What's terrifying is that these are the same people providing the "science" upon which COVID restrictions are being based
/The NYT interviews 700 epidemiologists; the results are disturbing.
The New York Times asked 700 epidemiologists to describe their COVID-19 habits, how their thinking has changed since the pandemic began, and when they think it will be safe for normal life to resume. Dismayingly, several answered that last question with a resounding never.
"I expect that wearing a mask will become part of my daily life, moving forward, even after a vaccine is deployed," Amy Hobbs, a research associate at the Johns Hopkins Bloomberg School of Public Health, told The Times.
Marilyn Tseng, an assistant professor at California Polytechnic State University, said life would never revert to the way it was, though the preventative measures currently practiced—masks and social distancing—will feel "normal" in time. Similarly, Vasily Vlassov, a professor at HSE University in Moscow, said life was perfectly normal now because this is the new normal.
Others disagreed. Michael Webster-Clark of the University of North Carolina at Chapel Hill said he expected "further relaxation of most precautions by mid-to-late summer 2021" following widespread availability of the vaccine. Some epidemiologists said their own risk aversion would decrease after they were vaccinated, but many said they would remain just as cautious until "80 percent or more" of the entire population had received the vaccine.

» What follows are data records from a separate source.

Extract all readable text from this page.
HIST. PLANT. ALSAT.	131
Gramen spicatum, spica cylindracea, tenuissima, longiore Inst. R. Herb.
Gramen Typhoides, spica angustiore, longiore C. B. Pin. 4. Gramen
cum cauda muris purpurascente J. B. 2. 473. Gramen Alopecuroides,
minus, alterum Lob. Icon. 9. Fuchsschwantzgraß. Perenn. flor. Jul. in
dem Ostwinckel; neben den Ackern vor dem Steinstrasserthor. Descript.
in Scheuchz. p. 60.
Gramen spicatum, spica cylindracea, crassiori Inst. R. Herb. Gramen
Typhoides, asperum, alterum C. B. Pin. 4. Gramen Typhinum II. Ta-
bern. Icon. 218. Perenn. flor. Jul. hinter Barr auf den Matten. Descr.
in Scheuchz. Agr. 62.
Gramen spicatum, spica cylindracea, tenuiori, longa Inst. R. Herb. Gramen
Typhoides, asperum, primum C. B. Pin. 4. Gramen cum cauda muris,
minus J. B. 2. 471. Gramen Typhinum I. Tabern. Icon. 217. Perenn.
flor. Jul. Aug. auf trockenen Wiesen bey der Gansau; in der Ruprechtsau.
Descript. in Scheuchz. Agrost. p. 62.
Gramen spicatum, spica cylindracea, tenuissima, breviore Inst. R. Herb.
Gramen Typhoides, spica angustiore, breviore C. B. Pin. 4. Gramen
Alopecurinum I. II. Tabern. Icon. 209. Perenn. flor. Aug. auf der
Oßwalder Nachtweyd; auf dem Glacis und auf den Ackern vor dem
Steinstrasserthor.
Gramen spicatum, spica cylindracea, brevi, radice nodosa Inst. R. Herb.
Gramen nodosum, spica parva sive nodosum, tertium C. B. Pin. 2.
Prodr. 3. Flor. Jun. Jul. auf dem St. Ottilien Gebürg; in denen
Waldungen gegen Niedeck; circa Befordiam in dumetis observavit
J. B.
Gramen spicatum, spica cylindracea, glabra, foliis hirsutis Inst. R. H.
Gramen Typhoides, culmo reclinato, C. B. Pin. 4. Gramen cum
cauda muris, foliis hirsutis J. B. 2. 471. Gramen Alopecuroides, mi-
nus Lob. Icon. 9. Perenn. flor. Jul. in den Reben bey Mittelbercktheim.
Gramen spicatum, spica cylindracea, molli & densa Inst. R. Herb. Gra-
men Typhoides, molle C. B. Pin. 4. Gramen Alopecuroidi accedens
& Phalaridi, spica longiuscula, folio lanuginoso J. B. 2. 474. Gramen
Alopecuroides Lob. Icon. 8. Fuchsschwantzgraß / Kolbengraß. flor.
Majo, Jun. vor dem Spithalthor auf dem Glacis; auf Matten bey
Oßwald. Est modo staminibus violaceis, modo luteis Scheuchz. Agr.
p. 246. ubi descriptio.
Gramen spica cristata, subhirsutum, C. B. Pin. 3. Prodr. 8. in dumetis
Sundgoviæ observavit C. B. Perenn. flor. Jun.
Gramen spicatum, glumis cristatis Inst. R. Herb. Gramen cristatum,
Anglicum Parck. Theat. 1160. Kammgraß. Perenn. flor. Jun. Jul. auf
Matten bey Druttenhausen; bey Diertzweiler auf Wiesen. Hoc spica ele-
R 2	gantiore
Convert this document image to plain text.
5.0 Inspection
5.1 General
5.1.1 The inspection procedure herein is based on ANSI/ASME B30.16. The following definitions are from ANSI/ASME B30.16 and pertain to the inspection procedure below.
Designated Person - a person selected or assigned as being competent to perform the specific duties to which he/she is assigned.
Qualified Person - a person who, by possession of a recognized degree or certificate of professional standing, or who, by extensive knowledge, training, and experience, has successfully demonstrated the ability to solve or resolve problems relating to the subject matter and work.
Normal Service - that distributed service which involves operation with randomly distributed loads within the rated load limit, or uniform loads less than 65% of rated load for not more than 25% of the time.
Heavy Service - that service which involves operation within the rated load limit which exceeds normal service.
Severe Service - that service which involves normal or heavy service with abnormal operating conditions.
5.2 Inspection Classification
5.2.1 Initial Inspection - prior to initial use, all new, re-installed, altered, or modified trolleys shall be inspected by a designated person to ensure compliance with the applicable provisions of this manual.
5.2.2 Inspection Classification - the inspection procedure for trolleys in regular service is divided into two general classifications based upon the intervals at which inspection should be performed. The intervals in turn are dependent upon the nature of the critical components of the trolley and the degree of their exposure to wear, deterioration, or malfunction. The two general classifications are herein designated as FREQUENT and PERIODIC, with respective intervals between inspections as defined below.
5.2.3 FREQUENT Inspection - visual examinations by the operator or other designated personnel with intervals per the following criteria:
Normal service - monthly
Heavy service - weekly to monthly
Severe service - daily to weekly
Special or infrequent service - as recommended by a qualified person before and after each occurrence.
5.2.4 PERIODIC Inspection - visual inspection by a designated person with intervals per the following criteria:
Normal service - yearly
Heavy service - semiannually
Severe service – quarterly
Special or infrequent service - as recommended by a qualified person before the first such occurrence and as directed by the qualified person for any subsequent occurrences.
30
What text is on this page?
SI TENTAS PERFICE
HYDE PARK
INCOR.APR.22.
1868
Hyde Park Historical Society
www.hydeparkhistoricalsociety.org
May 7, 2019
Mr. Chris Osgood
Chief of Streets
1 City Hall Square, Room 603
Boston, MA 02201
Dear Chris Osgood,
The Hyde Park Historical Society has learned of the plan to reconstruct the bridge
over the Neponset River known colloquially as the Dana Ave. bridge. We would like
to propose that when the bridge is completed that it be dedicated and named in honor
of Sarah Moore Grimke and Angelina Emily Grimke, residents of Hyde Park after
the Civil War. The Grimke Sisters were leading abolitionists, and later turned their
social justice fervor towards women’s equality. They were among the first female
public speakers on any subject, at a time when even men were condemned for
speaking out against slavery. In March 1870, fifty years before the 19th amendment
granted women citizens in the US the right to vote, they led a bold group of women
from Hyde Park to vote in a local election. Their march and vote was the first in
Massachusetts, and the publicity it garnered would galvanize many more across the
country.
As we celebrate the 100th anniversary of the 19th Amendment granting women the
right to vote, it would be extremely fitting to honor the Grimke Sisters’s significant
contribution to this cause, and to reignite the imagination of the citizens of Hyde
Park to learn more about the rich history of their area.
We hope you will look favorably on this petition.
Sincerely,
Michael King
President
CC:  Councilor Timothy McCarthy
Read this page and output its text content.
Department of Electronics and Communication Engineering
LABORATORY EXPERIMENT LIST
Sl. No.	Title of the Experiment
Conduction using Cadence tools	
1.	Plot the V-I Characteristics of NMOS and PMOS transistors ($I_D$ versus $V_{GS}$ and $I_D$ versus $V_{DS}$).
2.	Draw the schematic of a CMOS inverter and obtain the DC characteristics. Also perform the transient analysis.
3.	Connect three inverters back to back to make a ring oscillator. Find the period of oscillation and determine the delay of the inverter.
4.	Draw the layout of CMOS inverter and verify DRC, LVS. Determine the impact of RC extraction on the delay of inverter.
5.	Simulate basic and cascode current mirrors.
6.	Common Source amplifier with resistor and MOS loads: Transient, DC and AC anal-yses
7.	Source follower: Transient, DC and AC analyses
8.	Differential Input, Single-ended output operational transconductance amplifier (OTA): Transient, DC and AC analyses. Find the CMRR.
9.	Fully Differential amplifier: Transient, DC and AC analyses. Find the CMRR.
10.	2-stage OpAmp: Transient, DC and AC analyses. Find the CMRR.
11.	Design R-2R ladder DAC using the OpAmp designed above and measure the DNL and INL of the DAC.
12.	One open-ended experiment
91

On the whole, the epidemiologists were less wary of touching surfaces than they were at the start of the pandemic, and some thought young children could go back to school. But just 26 percent said they either had or would have allowed their children to return to the classroom, or even attend an outdoor play date with friends.[and 96% forbid indoor play dates —Ed] Only 29 percent were willing to get a haircut, even though the most infamous case involving two hairstylists who had COVID-19 resulted in not a single infection among their 139 clients. A mere 11 percent were willing to ride the subway.
These people are nuts: they have kept their children away from friends for almost a year, and will continue to do so; 72% won’t spend the night away from home; 56% won’t visit a doctor, 28% are scared of handling their mail; 10% won’t leave their house at all.
I don’t believe these are people who know more than the rest of us; to the contrary, they are individuals so trapped in a tiny world of their specialty that they can’t grasp a wider view, can’t calculate a risk-benefit analysis. As one small example, the fact that 28% of them are scared to handle their mail, when there is zero — no — chance of infection sums up their irrational terror.
By the time this panic is over, faith in public health “experts” will, deservedly, be as low as that as our faith in politicians and news reporters.